Thinking about Privacy Policies
Published at 13:27 on 6 April 2021
I am in the process of developing and publishing an Android app to the Google Play store. Part of the process of doing so is developing and publishing a privacy policy.
Initially, I thought this would be super-simple: Don’t collect information, then there is nothing to share or to establish policies about sharing. Simple. However, in the real world, things are seldom so simple as they might at first appear.
The first complication came when I realized that although my app does not (and probably never will) gather and pass on usage statistics, the places from which users might download my app, which will include a web site run by yours truly in addition to the Google Play store, certainly will gather such statistics.
Virtually every web server on the Internet logs each and every request it receives, and these log messages typically contain, at a bare minimum:
- The time a request arrived.
- The IP address the request arrived from,
- The URL of the resource being requested, and
- Basic information on the user agent (i.e. web browser) used to make the request. Such information typically includes the operating system that the user agent was running under.
So, say you are an AT&T customer in Brooklyn who uses your Samsung Galaxy S21 to download a copy of my app. I (or Google) will be able to tell from your IP address that you are an AT&T customer in the New York City metro area. We may even be able to tell that you were in the borough of Brooklyn, and that you were using a Galaxy S21. If we share your IP address with AT&T Wireless, they will be definitely able to determine exactly who you are, what hardware you used, where you used it, and (if you were doing something unlawful and/or abusive) take action against you for what you did.
Some Internet users are shocked to discover this. If you are one of those, consider yourself educated.
Why is this done? Not always for nefarious purposes! In fact, not usually for such. Gathering such data can be extremely useful for dealing with things like abusive users (they exist), troubleshooting software and network problems (they are inevitable), or managing the growth of traffic to a web site or to a cellular network.
But it’s still pretty simple, right? So I am collecting basic usage statistics (and Google Play will doubtless collect some on my behalf that it can share with me in reports). Just do not share the information!

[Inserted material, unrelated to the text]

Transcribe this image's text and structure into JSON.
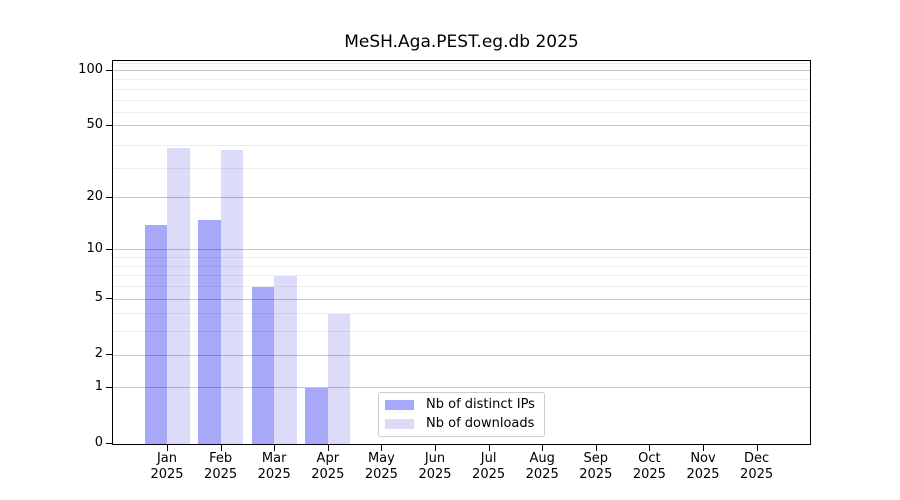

Well, there is the matter that I could end up in jail on a contempt of court charge for adhering to such a policy: what if a law enforcement officer or a process server arrives at my door armed with a warrant or a subpoena?
Okay, then, exclude that and nothing else. Solved!

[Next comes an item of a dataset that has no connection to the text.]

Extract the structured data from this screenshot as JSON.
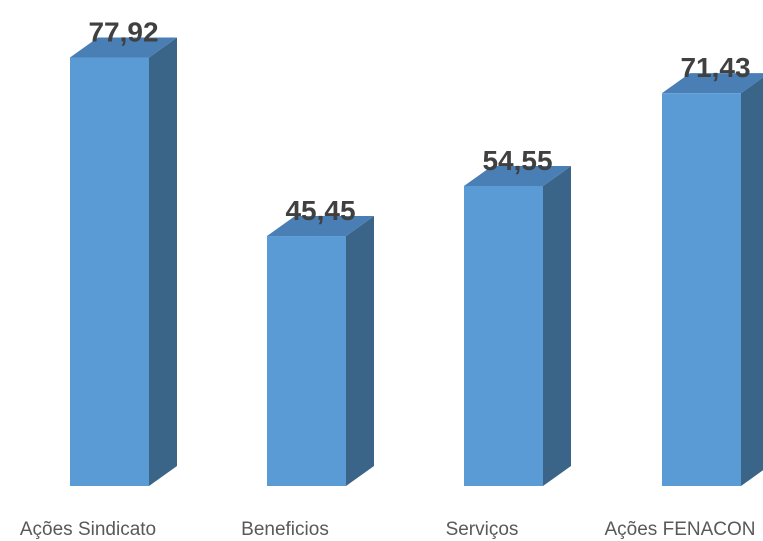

Not so fast, yet again! What if my app becomes popular with violent white nationalists and neofascists? I am, after all, promising to gather a fairly minimum amount of information and to be as reluctant as possible in sharing it; that makes my app attractive to such individuals.
It also makes it attractive to those breaking laws to undermine oppression and to advocate for more freedom, which is my main intent. If that sounds reckless to you, just ponder that any oppressive order has always considered it a crime to undermine said order; revolutionary politics is intrinsically criminal politics. Lech Wałęsa was a criminal; Martin Luther King was a criminal; Mahatma Gandhi was a criminal. If the Founding Fathers of the United States had failed in their endeavor, they would have been prosecuted and for the most part executed for the crime of treason against the British Empire.
The only exceptions to the above rule are certain situations when the revolutionaries are judged to be sufficiently tiny in number and powerless so as to pose little or no threat to the established order. And as soon as they gain enough power to cease being so, watch out! The velvet gloves will be replaced by an iron fist.
But I digress. So now I must craft an exception for things like neofascist and white nationalist politics. While I do not want to, and do not have any intent to, regularly monitor the download logs, I want to be free to cooperate with antifascist organizations should my cooperation prove helpful to the cause of fighting fascism.
That, of course, begs the question of just what, precisely “neofascist and white nationalist politics” is. However I define it, it opens up the prospects of all sorts of word games: “No, I am not a ‘fascist,’ you stupid leftist. I am a ‘nationalist’ and an ‘identitarian.’”
Now I am stuck trying to anticipate those word games, all the while also having a privacy promise that still is meaningful to the vast majority of people, even people whom I might politically disagree with, who are nonetheless not fascists and whose beliefs must be accepted as part of the diverse spectrum of beliefs in any free and open society.
In the real world, things are seldom so simple as they might at first appear.